Supposons que vous avez plus de 58 ans et que vous êtes licencié. Vous avez constitué un capital dans votre caisse de pension au cours de votre carrière professionnelle et espériez pouvoir en retirer une rente une fois à la retraite. Voilà ce qui vous arrivera.

Votre situation de chômage vous permet de recevoir votre capital, mais elle ne vous permet plus de verser de cotisations et la perception d’une rente n’est plus possible. Vous trouvez cela social ? Moi pas. La droite certainement. La gauche peut-être.  

La réforme de la Prévoyance vieillesse 2020 proposait que les nouveaux chômeurs de plus de 58 ans continuent d’être assuré par leur caisse de pension. Le peuple a rejeté cette réforme. Puis la réforme des prestations complémentaires est arrivée au Parlement. La commission d’examen du Conseil national a eu raison de penser que cette proposition en faveur des nouveaux chômeurs âgés devait à nouveau être mise sur la table, précisément parce que cette proposition n’était contestée par aucun parti.

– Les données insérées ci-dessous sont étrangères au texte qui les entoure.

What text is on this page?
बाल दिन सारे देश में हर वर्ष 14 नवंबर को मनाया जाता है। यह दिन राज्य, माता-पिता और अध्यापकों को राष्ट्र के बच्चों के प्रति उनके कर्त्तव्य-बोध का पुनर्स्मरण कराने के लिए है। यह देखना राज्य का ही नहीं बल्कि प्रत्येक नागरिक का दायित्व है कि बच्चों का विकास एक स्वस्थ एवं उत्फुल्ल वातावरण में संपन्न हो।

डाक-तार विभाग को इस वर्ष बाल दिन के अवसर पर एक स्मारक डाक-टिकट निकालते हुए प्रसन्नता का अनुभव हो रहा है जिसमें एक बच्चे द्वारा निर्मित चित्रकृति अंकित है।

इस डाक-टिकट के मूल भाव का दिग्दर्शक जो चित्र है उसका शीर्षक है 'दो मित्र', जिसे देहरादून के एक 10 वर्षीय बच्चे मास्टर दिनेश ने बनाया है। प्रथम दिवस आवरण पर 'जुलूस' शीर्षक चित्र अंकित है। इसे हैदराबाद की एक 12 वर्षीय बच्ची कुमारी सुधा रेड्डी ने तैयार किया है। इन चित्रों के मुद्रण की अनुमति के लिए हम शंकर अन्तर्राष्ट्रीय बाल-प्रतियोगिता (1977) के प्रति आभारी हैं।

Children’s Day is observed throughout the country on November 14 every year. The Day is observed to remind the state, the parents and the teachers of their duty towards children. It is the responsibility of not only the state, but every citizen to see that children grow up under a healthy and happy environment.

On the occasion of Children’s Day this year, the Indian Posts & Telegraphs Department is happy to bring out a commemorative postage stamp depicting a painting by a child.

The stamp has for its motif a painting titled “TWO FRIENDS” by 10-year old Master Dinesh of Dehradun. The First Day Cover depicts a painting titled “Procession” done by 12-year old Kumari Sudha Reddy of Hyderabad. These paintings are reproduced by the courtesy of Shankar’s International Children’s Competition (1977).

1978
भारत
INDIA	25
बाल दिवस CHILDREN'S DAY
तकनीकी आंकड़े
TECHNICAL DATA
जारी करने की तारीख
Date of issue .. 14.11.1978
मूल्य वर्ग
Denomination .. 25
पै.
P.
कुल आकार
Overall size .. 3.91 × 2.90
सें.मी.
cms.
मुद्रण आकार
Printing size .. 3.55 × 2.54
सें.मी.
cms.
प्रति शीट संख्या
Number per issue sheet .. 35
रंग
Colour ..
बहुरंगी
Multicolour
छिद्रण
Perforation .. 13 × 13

Mais au Conseil national, l'UDC a soudainement mis son veto. La raison invoquée par son chef de groupe : ce n’est pas l’affaire des caisses de pensions. Je ne pense pas que ça doit l'être. Le Conseil national a rejeté la proposition de l'UDC. Le Conseil des Etats suivra à coup sûr le Conseil national.

Le PS et les Verts ont critiqué la réforme des prestations complémentaires parce qu'elle va trop loin. Pour l’UDC la réforme ne va pas assez loin. Au Conseil national, le PS, les Verts et l’UDC forment une majorité. Il se pourrait que la gauche et la droite fassent capoter toute la réforme lors du vote final. Ils soutiendraient donc l’idée que les personnes âgées licenciées continuent à ne pas percevoir une rente à la retraite. Ce serait la preuve supplémentaire que la Suisse a besoin d’un PDC plus fort. Nous sommes le seul parti qui allie la liberté à la solidarité. Ce serait la démonstration que la gauche et la droite ne peuvent et ne veulent pas mener une véritable politique sociale dans notre pays. Celles et ceux qui veulent maintenir une Suisse véritablement sociale devront s’en souvenir lors des prochaines élections.